Occurring at the bottom of my road, I couldn't ignore it, so I took some photos to record what felt like a truly significant moment for Taiwan, with 500,000 people taking to the streets, holding placards, banners and sunflowers.
I was amazed at how peaceful everything was. I saw no tension with police, who despite being hugely outnumbered were guarding exits, while students sat or stood in front of them with their arms linked, not pushing or abusing them. In turn, the police were not trying to kettle the protesters or intimidate them. They were there to protect the protesters, working very long hours. Whenever the police changed over to swap shifts, the protesters applauded them, and chanted "thank you for your efforts".

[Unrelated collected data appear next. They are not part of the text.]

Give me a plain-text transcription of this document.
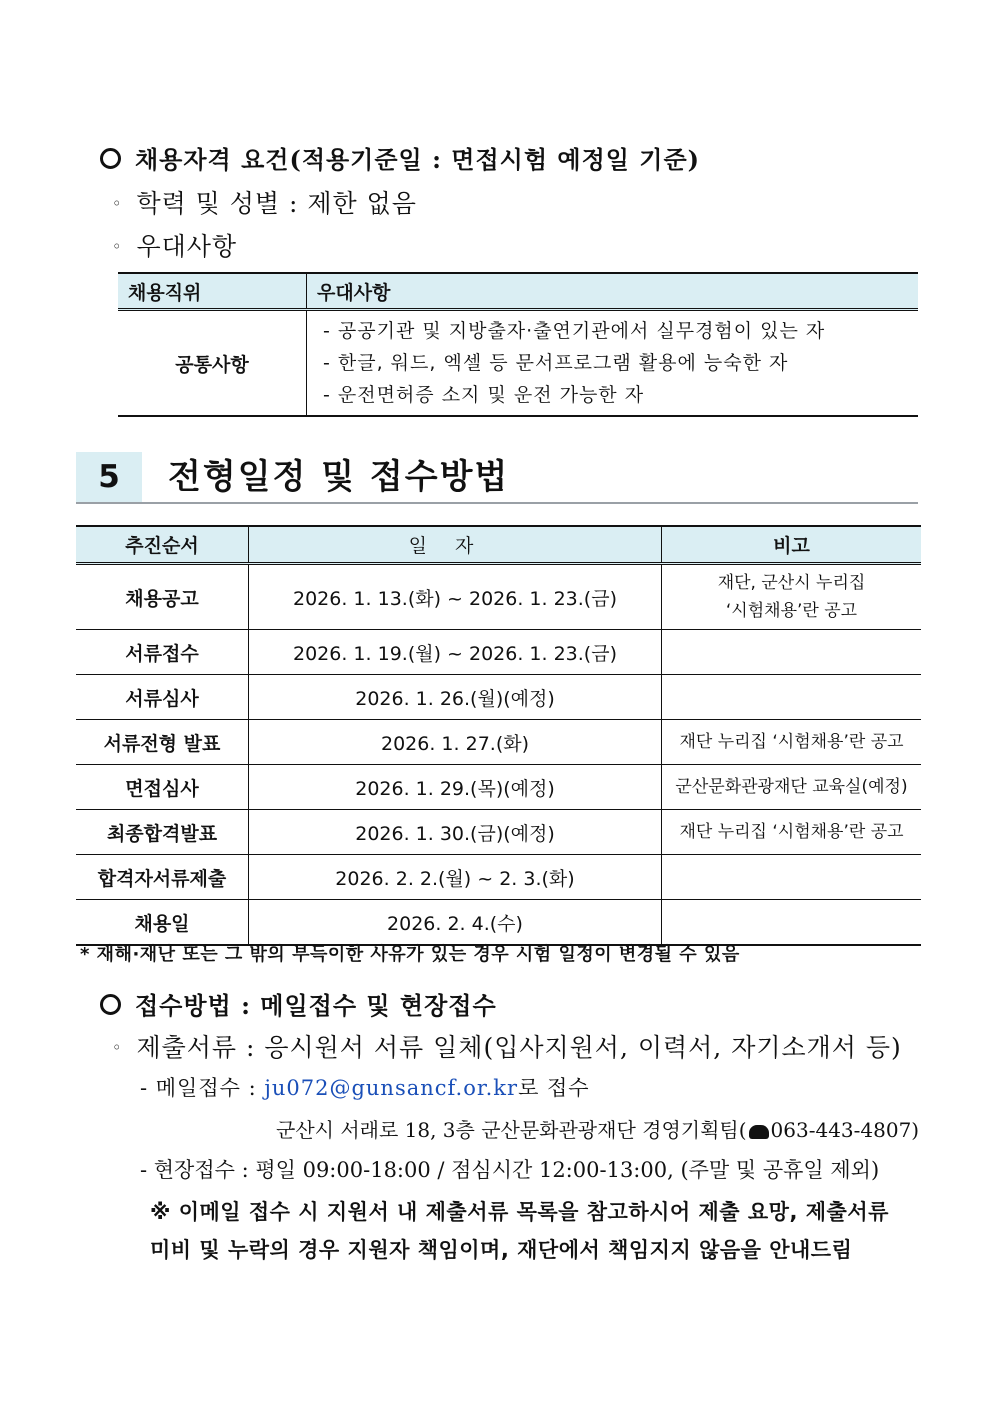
채용자격 요건(적용기준일 : 면접시험 예정일 기준)
◦ 학력 및 성별 : 제한 없음
◦ 우대사항
채용직위	우대사항
공통사항	- 공공기관 및 지방출자·출연기관에서 실무경험이 있는 자
- 한글, 워드, 엑셀 등 문서프로그램 활용에 능숙한 자
- 운전면허증 소지 및 운전 가능한 자
5	전형일정 및 접수방법
추진순서	일자	비고
채용공고	2026. 1. 13.(화) ~ 2026. 1. 23.(금)	재단, 군산시 누리집
‘시험채용’란 공고

서류접수	2026. 1. 19.(월) ~ 2026. 1. 23.(금)	
서류심사	2026. 1. 26.(월)(예정)	
서류전형 발표	2026. 1. 27.(화)	재단 누리집 ‘시험채용’란 공고
면접심사	2026. 1. 29.(목)(예정)	군산문화관광재단 교육실(예정)
최종합격발표	2026. 1. 30.(금)(예정)	재단 누리집 ‘시험채용’란 공고
합격자서류제출	2026. 2. 2.(월) ~ 2. 3.(화)	
채용일	2026. 2. 4.(수)	
* 재해·재난 또는 그 밖의 부득이한 사유가 있는 경우 시험 일정이 변경될 수 있음
접수방법 : 메일접수 및 현장접수
◦ 제출서류 : 응시원서 서류 일체(입사지원서, 이력서, 자기소개서 등)
- 메일접수 : ju072@gunsancf.or.kr로 접수
군산시 서래로 18, 3층 군산문화관광재단 경영기획팀( 063-443-4807)
- 현장접수 : 평일 09:00-18:00 / 점심시간 12:00-13:00, (주말 및 공휴일 제외)
※ 이메일 접수 시 지원서 내 제출서류 목록을 참고하시어 제출 요망, 제출서류
미비 및 누락의 경우 지원자 책임이며, 재단에서 책임지지 않음을 안내드림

The police allowed food, water, blankets and wifi equipment into the main building, to make sure the protesters barricaded inside were well looked after.

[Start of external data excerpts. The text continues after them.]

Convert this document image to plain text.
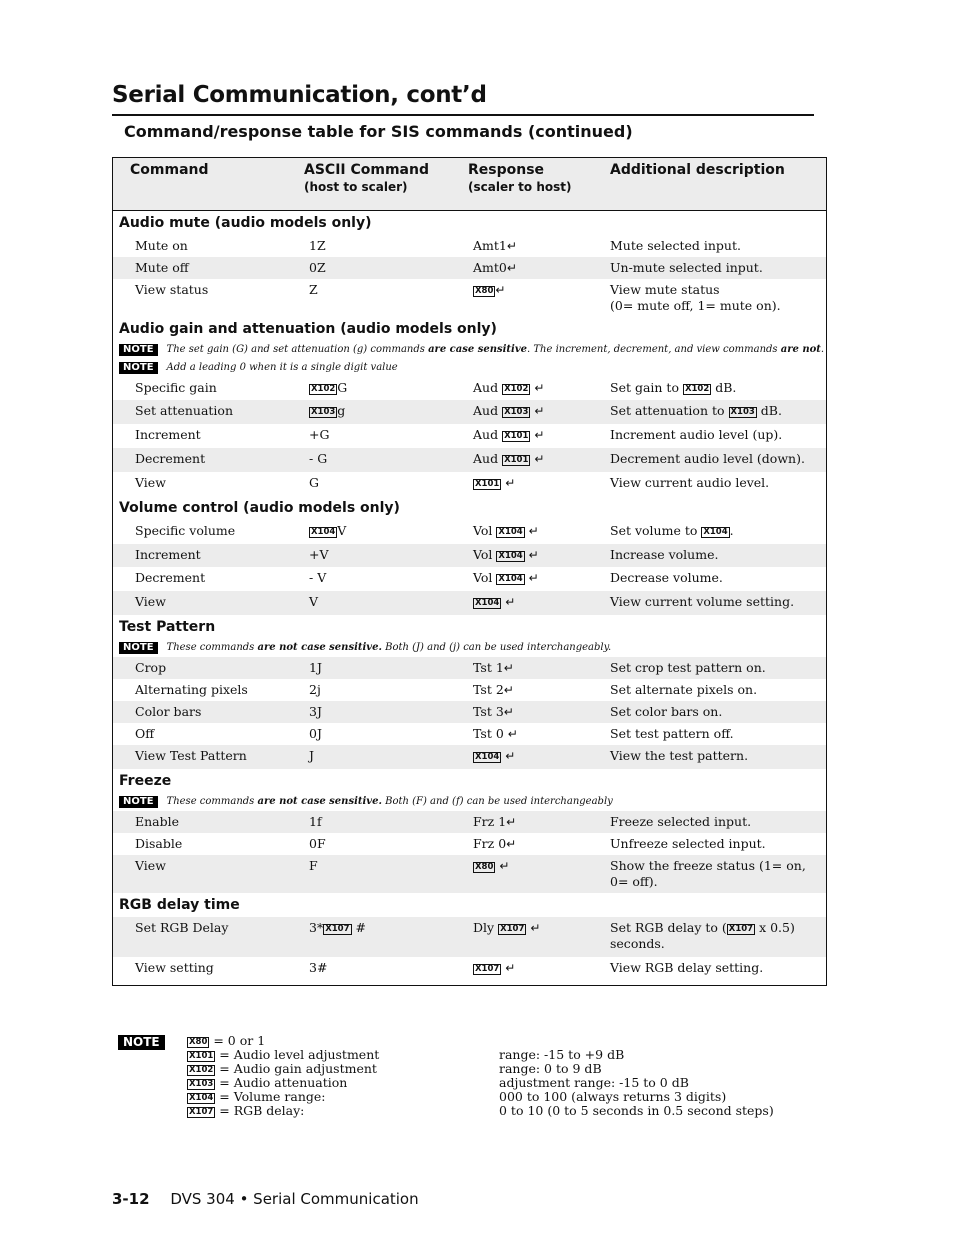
Serial Communication, cont’d
Command/response table for SIS commands (continued)
Command	ASCII Command
(host to scaler)
Response
(scaler to host)
Additional description
Audio mute (audio models only)
Mute on	1Z	Amt1↵	Mute selected input.
Mute off	0Z	Amt0↵	Un-mute selected input.
View status	Z	X80 ↵	View mute status
(0= mute off, 1= mute on).
Audio gain and attenuation (audio models only)
NOTE The set gain (G) and set attenuation (g) commands are case sensitive. The increment, decrement, and view commands are not.
NOTE Add a leading 0 when it is a single digit value
Specific gain	X102 G	Aud X102 ↵	Set gain to X102 dB.
Set attenuation	X103 g	Aud X103 ↵	Set attenuation to X103 dB.
Increment	+G	Aud X101 ↵	Increment audio level (up).
Decrement	- G	Aud X101 ↵	Decrement audio level (down).
View	G	X101 ↵	View current audio level.
Volume control (audio models only)
Specific volume	X104 V	Vol X104 ↵	Set volume to X104 .
Increment	+V	Vol X104 ↵	Increase volume.
Decrement	- V	Vol X104 ↵	Decrease volume.
View	V	X104 ↵	View current volume setting.
Test Pattern
NOTE These commands are not case sensitive. Both (J) and (j) can be used interchangeably.
Crop	1J	Tst 1↵	Set crop test pattern on.
Alternating pixels	2j	Tst 2↵	Set alternate pixels on.
Color bars	3J	Tst 3↵	Set color bars on.
Off	0J	Tst 0 ↵	Set test pattern off.
View Test Pattern	J	X104 ↵	View the test pattern.
Freeze
NOTE These commands are not case sensitive. Both (F) and (f) can be used interchangeably
Enable	1f	Frz 1↵	Freeze selected input.
Disable	0F	Frz 0↵	Unfreeze selected input.
View	F	X80 ↵	Show the freeze status (1= on, 0= off).
RGB delay time
Set RGB Delay	3* X107 #	Dly X107 ↵	Set RGB delay to ( X107 x 0.5)
seconds.
View setting	3#	X107 ↵	View RGB delay setting.
NOTE	X80 = 0 or 1
X101 = Audio level adjustment	range: -15 to +9 dB
X102 = Audio gain adjustment	range: 0 to 9 dB
X103 = Audio attenuation	adjustment range: -15 to 0 dB
X104 = Volume range:	000 to 100 (always returns 3 digits)
X107 = RGB delay:	0 to 10 (0 to 5 seconds in 0.5 second steps)
3-12 DVS 304 • Serial Communication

Outside, supporters sent boxes of food, sunflowers, portaloos etc, so the whole site felt more like a marathon race day. Food stalls gave out bread and noodles, and people wandered among the crowd, giving out snacks, while the protesters sat in rows, listening to talks and chanting, leaving space between them so people could walk around easily.
The protest sites were not cut off; police allowed free movement, however they barricaded other buildings. Blankets and cloth were laid on the barbed wire, to ensure no one got hurt.
The agreement is now shuffling through various stages of review, forced by the protest, but what felt like a watershed was that the youth of the country realised what they could do when they felt their government didn't represent them.